Week 9 - Protein Structure Prediction Using AlphaFold¶

Computational prediction and evaluation of protein structures using AlphaFold and ColabFold.

Learning Objectives¶

By the end of this lab, you should be able to:

Retrieve predicted protein structures from the AlphaFold Protein Structure Database.
Interpret pLDDT confidence scores.
Analyze Predicted Aligned Error (PAE) plots.
Compare predicted models with experimental structures.
Identify cases where AlphaFold performs well and where it struggles.
Understand how ColabFold can be used to generate structure predictions.

Background¶

AlphaFold Protein Structure Database¶

AlphaFold is a deep learning-based system (DeepMind) that predicts protein three-dimensional structure from amino acid sequence.

The AlphaFold Protein Structure Database provides predicted structures for a large fraction of known protein sequences.

Database URL: https://alphafold.ebi.ac.uk
Structures are linked to UniProt entries
Models are provided in .pdb or .cif format
Each model includes per-residue confidence values (pLDDT)

Selected Proteins for This Lab¶

Protein 1: High expected accuracy¶

Xenorhodopsin

UniProt primary accession: A0AA82WPB4

Protein 2: Lower expected accuracy¶

Cellular tumor antigen p53

UniProt ID: P04637

Key Concepts¶

Predicted Local Distance Difference Test (pLDDT)¶

pLDDT is a per-residue confidence score ranging from 0 to 100.
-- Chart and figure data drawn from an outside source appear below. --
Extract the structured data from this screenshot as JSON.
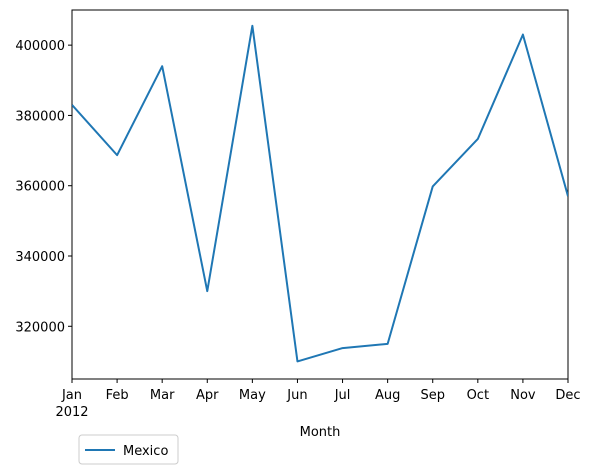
{
  "chart_data": {
    "type": "line",
    "x": [
      "Jan",
      "Feb",
      "Mar",
      "Apr",
      "May",
      "Jun",
      "Jul",
      "Aug",
      "Sep",
      "Oct",
      "Nov",
      "Dec"
    ],
    "x_year_label": "2012",
    "xlabel": "Month",
    "ylabel": "",
    "title": "",
    "ylim": [
      305000,
      410000
    ],
    "yticks": [
      "320000",
      "340000",
      "360000",
      "380000",
      "400000"
    ],
    "ytick_values": [
      320000,
      340000,
      360000,
      380000,
      400000
    ],
    "grid": false,
    "legend_position": "lower-left, below axes",
    "series": [
      {
        "name": "Mexico",
        "color": "#1f77b4",
        "values": [
          383000,
          368700,
          394000,
          330000,
          405500,
          310000,
          313800,
          315000,
          359800,
          373300,
          403000,
          357000
        ]
      }
    ]
  }
}
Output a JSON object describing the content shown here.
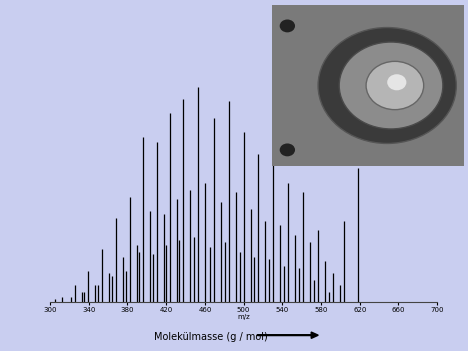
{
  "chart_data": {
    "type": "stem",
    "x_label": "m/z",
    "caption": "Molekülmasse (g / mol)",
    "x": [
      305,
      312,
      321.8,
      325.8,
      332.8,
      335.3,
      339.3,
      346.3,
      349.7,
      353.7,
      360.7,
      364.2,
      368.2,
      375.2,
      378.7,
      382.7,
      389.7,
      392.1,
      396.1,
      403.1,
      406.6,
      410.6,
      417.6,
      420.0,
      424.0,
      431.0,
      433.5,
      437.5,
      444.5,
      449.0,
      453.0,
      460.0,
      465.5,
      469.5,
      476.5,
      481.0,
      485.0,
      492.0,
      496.5,
      500.5,
      507.5,
      511.0,
      515.0,
      522.0,
      526.5,
      530.5,
      537.5,
      542.0,
      546.0,
      553.0,
      557.5,
      561.5,
      568.5,
      573.0,
      577.0,
      584.0,
      588.5,
      592.5,
      599.5,
      604,
      618
    ],
    "values": [
      1,
      2,
      2,
      7,
      4,
      4,
      13,
      7,
      7,
      22,
      12,
      11,
      35,
      19,
      13,
      44,
      24,
      21,
      69,
      38,
      20,
      67,
      37,
      24,
      79,
      43,
      26,
      85,
      47,
      27,
      90,
      50,
      23,
      77,
      42,
      25,
      84,
      46,
      21,
      71,
      39,
      19,
      62,
      34,
      18,
      59,
      32,
      15,
      50,
      28,
      14,
      46,
      25,
      9,
      30,
      17,
      4,
      12,
      7,
      34,
      56
    ],
    "color": "#000000",
    "xlim": [
      300,
      700
    ],
    "xticks": [
      300,
      340,
      380,
      420,
      460,
      500,
      540,
      580,
      620,
      660,
      700
    ],
    "ylim": [
      0,
      100
    ],
    "tick_labels": "x",
    "grid": false
  }
}
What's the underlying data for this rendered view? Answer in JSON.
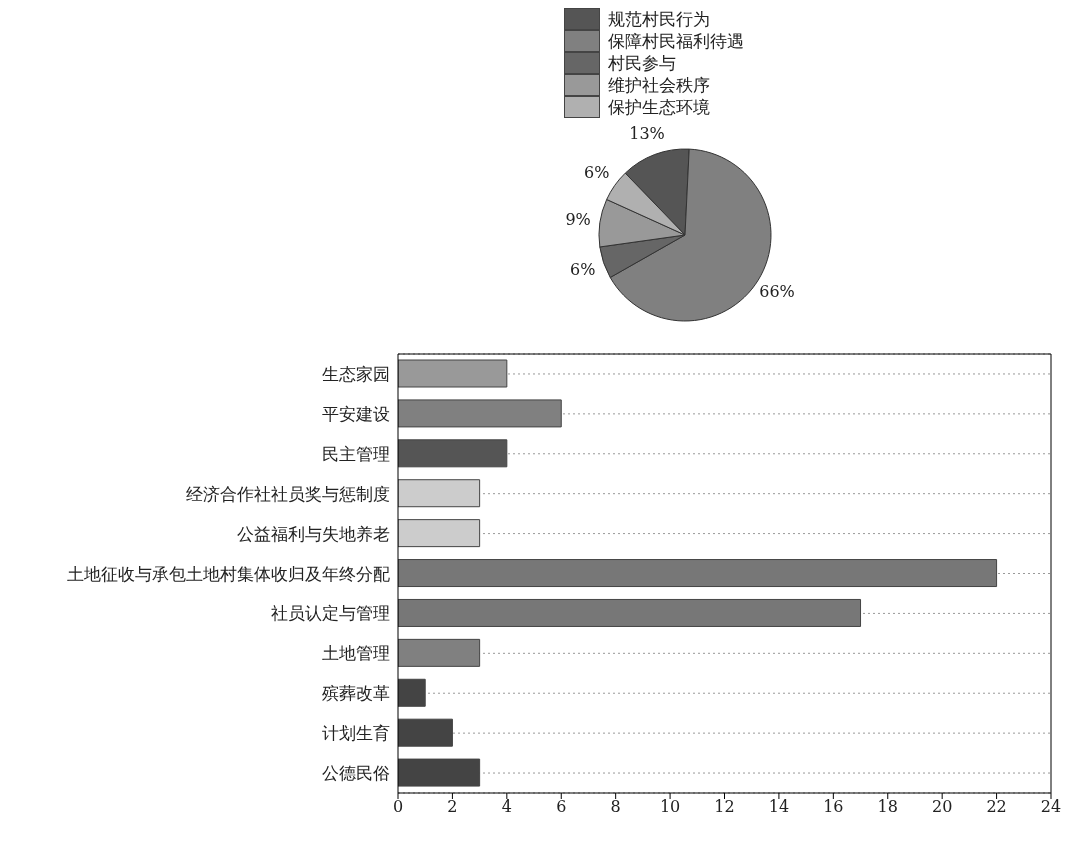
{
  "chart_data": [
    {
      "type": "pie",
      "categories": [
        "规范村民行为",
        "保障村民福利待遇",
        "村民参与",
        "维护社会秩序",
        "保护生态环境"
      ],
      "values": [
        13,
        66,
        6,
        9,
        6
      ],
      "colors": [
        "#555555",
        "#808080",
        "#666666",
        "#999999",
        "#b0b0b0"
      ],
      "value_labels": [
        "13%",
        "66%",
        "6%",
        "9%",
        "6%"
      ],
      "legend": "top"
    },
    {
      "type": "bar",
      "orientation": "horizontal",
      "categories": [
        "生态家园",
        "平安建设",
        "民主管理",
        "经济合作社社员奖与惩制度",
        "公益福利与失地养老",
        "土地征收与承包土地村集体收归及年终分配",
        "社员认定与管理",
        "土地管理",
        "殡葬改革",
        "计划生育",
        "公德民俗"
      ],
      "values": [
        4,
        6,
        4,
        3,
        3,
        22,
        17,
        3,
        1,
        2,
        3
      ],
      "colors": [
        "#999999",
        "#808080",
        "#555555",
        "#cccccc",
        "#cccccc",
        "#777777",
        "#777777",
        "#808080",
        "#444444",
        "#444444",
        "#444444"
      ],
      "xlim": [
        0,
        24
      ],
      "xticks": [
        0,
        2,
        4,
        6,
        8,
        10,
        12,
        14,
        16,
        18,
        20,
        22,
        24
      ],
      "grid": "y"
    }
  ]
}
pLDDT Score	Interpretation
> 90	Very high confidence
70–90	Reliable backbone prediction
50–70	Low confidence
< 50	Likely disordered or flexible

Low pLDDT values often correspond to loops, termini, and intrinsically disordered regions.

Predicted Aligned Error (PAE)¶

PAE estimates the expected positional error between residue pairs.

PAE is useful for:

Assessing domain-domain orientation confidence
Evaluating multi-domain proteins
Identifying flexible linkers

PAE is typically visualized as a heatmap:

Dark regions indicate high confidence
Light regions indicate higher uncertainty

Part 1: Retrieval of AlphaFold Models¶

Access the AlphaFold database:
https://alphafold.ebi.ac.uk
Search using UniProt ID:
A0AA82WPB4 (Xenorhodopsin)
P04637 (p53)

AlphaFold entry example

Download the predicted structure file (.pdb or .cif).
Download the associated PAE plot and confidence data if available.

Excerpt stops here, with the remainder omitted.